The 100-Series is the first time Land Cruisers received independent front suspension and a V8 engine, according to Gear Patrol. Although this makes for better handling and a comfier ride, some of these SUVs did develop cracked suspension arms if they were off-roaded improperly, according to 4WD Overlander.
In addition, 1998 and 1999 Land Cruisers allegedly suffered from front differential failure if driven in harsh climates. Autocar does note differential and radiator fluid should be changed regularly, especially in these kinds of conditions. However, 2000 MY and newer Land Cruisers used a different, more robust differential, according to Slee Off-Road.

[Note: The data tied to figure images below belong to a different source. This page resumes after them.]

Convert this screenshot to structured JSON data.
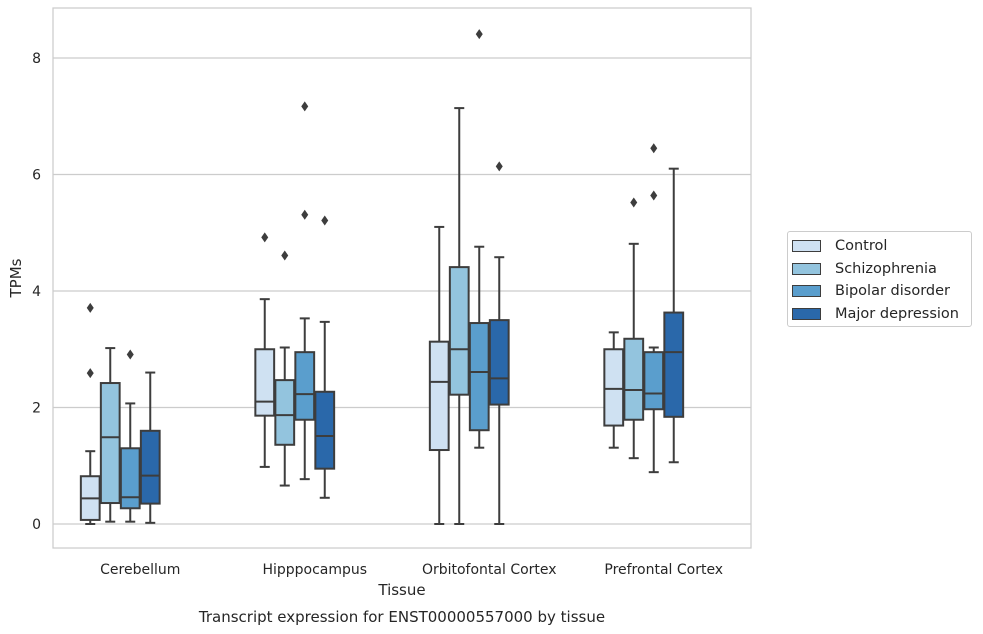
{
  "chart_data": {
    "type": "boxplot",
    "title": "Transcript expression for ENST00000557000 by tissue",
    "xlabel": "Tissue",
    "ylabel": "TPMs",
    "ylim": [
      -0.4,
      8.85
    ],
    "yticks": [
      0,
      2,
      4,
      6,
      8
    ],
    "grid": "horizontal",
    "legend_position": "outside right",
    "categories": [
      "Cerebellum",
      "Hipppocampus",
      "Orbitofontal Cortex",
      "Prefrontal Cortex"
    ],
    "series": [
      {
        "name": "Control",
        "color": "#cfe1f2",
        "boxes": [
          {
            "whisker_low": 0.0,
            "q1": 0.07,
            "median": 0.44,
            "q3": 0.82,
            "whisker_high": 1.25,
            "outliers": [
              2.59,
              3.71
            ]
          },
          {
            "whisker_low": 0.98,
            "q1": 1.86,
            "median": 2.1,
            "q3": 3.0,
            "whisker_high": 3.86,
            "outliers": [
              4.92
            ]
          },
          {
            "whisker_low": 0.0,
            "q1": 1.27,
            "median": 2.44,
            "q3": 3.13,
            "whisker_high": 5.1,
            "outliers": []
          },
          {
            "whisker_low": 1.31,
            "q1": 1.69,
            "median": 2.32,
            "q3": 3.0,
            "whisker_high": 3.29,
            "outliers": []
          }
        ]
      },
      {
        "name": "Schizophrenia",
        "color": "#93c4de",
        "boxes": [
          {
            "whisker_low": 0.04,
            "q1": 0.36,
            "median": 1.49,
            "q3": 2.42,
            "whisker_high": 3.02,
            "outliers": []
          },
          {
            "whisker_low": 0.66,
            "q1": 1.36,
            "median": 1.87,
            "q3": 2.47,
            "whisker_high": 3.03,
            "outliers": [
              4.61
            ]
          },
          {
            "whisker_low": 0.0,
            "q1": 2.22,
            "median": 3.0,
            "q3": 4.41,
            "whisker_high": 7.14,
            "outliers": []
          },
          {
            "whisker_low": 1.13,
            "q1": 1.79,
            "median": 2.3,
            "q3": 3.18,
            "whisker_high": 4.81,
            "outliers": [
              5.52
            ]
          }
        ]
      },
      {
        "name": "Bipolar disorder",
        "color": "#5a9ecd",
        "boxes": [
          {
            "whisker_low": 0.04,
            "q1": 0.27,
            "median": 0.46,
            "q3": 1.3,
            "whisker_high": 2.07,
            "outliers": [
              2.91
            ]
          },
          {
            "whisker_low": 0.77,
            "q1": 1.79,
            "median": 2.23,
            "q3": 2.95,
            "whisker_high": 3.53,
            "outliers": [
              5.31,
              7.17
            ]
          },
          {
            "whisker_low": 1.31,
            "q1": 1.61,
            "median": 2.61,
            "q3": 3.45,
            "whisker_high": 4.76,
            "outliers": [
              8.41
            ]
          },
          {
            "whisker_low": 0.89,
            "q1": 1.97,
            "median": 2.24,
            "q3": 2.95,
            "whisker_high": 3.03,
            "outliers": [
              5.64,
              6.45
            ]
          }
        ]
      },
      {
        "name": "Major depression",
        "color": "#2a68aa",
        "boxes": [
          {
            "whisker_low": 0.02,
            "q1": 0.35,
            "median": 0.83,
            "q3": 1.6,
            "whisker_high": 2.6,
            "outliers": []
          },
          {
            "whisker_low": 0.45,
            "q1": 0.95,
            "median": 1.51,
            "q3": 2.27,
            "whisker_high": 3.47,
            "outliers": [
              5.21
            ]
          },
          {
            "whisker_low": 0.0,
            "q1": 2.05,
            "median": 2.5,
            "q3": 3.5,
            "whisker_high": 4.58,
            "outliers": [
              6.14
            ]
          },
          {
            "whisker_low": 1.06,
            "q1": 1.84,
            "median": 2.95,
            "q3": 3.63,
            "whisker_high": 6.1,
            "outliers": []
          }
        ]
      }
    ]
  }
}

Which Toyota Land Cruiser model years should you get?
If you’re after a more luxurious off-roading experience, the 100- and modern 200-Series Land Cruisers have a lot to offer. Apart from the 2016 model, the 200-Series Land Cruiser has had practically no issues on CarComplaints. However, these newer ones are also the most expensive.
Of the 100-Series Land Cruisers, 2000 and newer models offer standard traction and stability control, according to Consumer Reports and Autoweek. IH8Mud forum users recommend 2004 and 2005 Land Cruisers. These were the first to get the improved 5-speed automatic, which reduced the 4.7-liter V8’s highway fuel consumption.
However, many hold the earlier 80-Series as superior to the 100-Series. First introduced in 1990, Four Wheeler recommends 1993 and later models, which The FJ Company explains is due to the improvements made to the inline-6. Although not as powerful as the later V8, its cast-iron block made it nearly indestructible.
And while the 80-Series wasn’t quite as refined as the later 100-Series, due to its solid front axle and fewer gadgets, it’s arguably more durable. Gear Patrol notes this was the first Toyota Land Cruiser to come with full-time 4WD and coil springs all-around, as well as airbags from 1995 onwards.
In addition, the 1997 Toyota Land Cruiser is one of only two models that offered a locking rear differential.
In short, if you want your Toyota Land Cruiser to be more of a rugged off-roader, you should look for a 1995-1997 one. But if you want more amenities, a more powerful luxury, and a bit more day-to-day luxury, Land Cruisers made between 2000-2004 and after 2006 are the better choice.